Que la muerte haya visitado al legendario senador Edward Moore Kennedy, conocido como Ted, el menor de los barones de esa dinástica familia de irlandeses católicos que transformó el haber político norteamericano de la segunda mitad del siglo XX, no de una bala asesina sino de un cáncer cerebral es, en sí mismo, prueba de su heroísmo.

Las tretas del destino no terminan de asombrar. Sus dos hermanos, John y Robert, prometedores desde su adolescencia, terminaron siendo mártires; en cambio él, disoluto desde una edad temprana (era el bebé), es hoy un titán cuyas huellas se dejan sentir en casi todo lo que hacemos en el país, de una visita al médico en Kansas a la amnistía de un trabajador indocumentado en Texas.

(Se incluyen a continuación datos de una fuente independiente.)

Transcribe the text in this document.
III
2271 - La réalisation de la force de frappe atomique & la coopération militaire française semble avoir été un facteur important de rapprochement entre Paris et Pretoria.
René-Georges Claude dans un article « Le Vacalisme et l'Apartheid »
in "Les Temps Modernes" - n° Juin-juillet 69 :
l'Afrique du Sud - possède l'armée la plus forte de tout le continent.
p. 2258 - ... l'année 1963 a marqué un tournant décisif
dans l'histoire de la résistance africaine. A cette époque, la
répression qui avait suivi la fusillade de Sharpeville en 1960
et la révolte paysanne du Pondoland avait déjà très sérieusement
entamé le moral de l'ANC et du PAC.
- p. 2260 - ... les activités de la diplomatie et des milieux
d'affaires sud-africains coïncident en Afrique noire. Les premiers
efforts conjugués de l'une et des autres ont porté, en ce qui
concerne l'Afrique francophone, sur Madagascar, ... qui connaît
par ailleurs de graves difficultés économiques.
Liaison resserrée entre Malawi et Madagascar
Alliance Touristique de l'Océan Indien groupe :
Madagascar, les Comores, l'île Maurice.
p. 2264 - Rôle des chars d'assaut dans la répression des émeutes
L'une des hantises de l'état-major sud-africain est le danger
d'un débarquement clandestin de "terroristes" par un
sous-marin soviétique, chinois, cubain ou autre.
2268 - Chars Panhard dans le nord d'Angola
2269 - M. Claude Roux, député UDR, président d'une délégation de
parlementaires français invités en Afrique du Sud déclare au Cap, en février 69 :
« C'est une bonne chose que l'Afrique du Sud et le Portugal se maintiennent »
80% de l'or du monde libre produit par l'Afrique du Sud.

Basta un ligero vistazo a su biografía para darse cuenta cuán rapaz fue su historia personal. Era alcohólico y mujeriego. De estudiante fue expulsado de Harvard por haber persuadido a un amigo para que tomara un examen de español en su lugar. En 1969 estuvo en un accidente automovilístico en Martha’s Vineyard, que abandonó inmediatamente y en el que murió una mujer que había trabajado con uno de sus hermanos. Y en una ocasión posterior, un sobrino suyo que trasnochaba con el senador fue acusado de violación.

Felizmente, estos percances, y las numerosas tragedias de que fue testigo, no menoscabaron su carácter sino que lo engrandecieron. Confieso que cuando me enteré que había fallecido, el 25 de agosto, derramé un par de lágrimas. Soy, por naturaleza, escéptico, sobre todo en materia política. Quizás esa lucidez me venga por ser mexicano: la política y la hipocresía, para mí, son hermanas gemelas.

Lo opuesto distinguió al senador Kennedy: su honestidad. Tuvo una cualidad envidiable: supo transformar sus defectos en virtudes. Confrontado con el desmantelamiento de sí mismo y su circunstancia, asumió la mayor de las responsabilidades con las que nos enfrentamos: mejorar el orden universal.

De no estar preocupado por ocultar las mil y un torpezas del Papa actual, el Vaticano debería animarse a santificarlo. San Ted: un modelo a emular.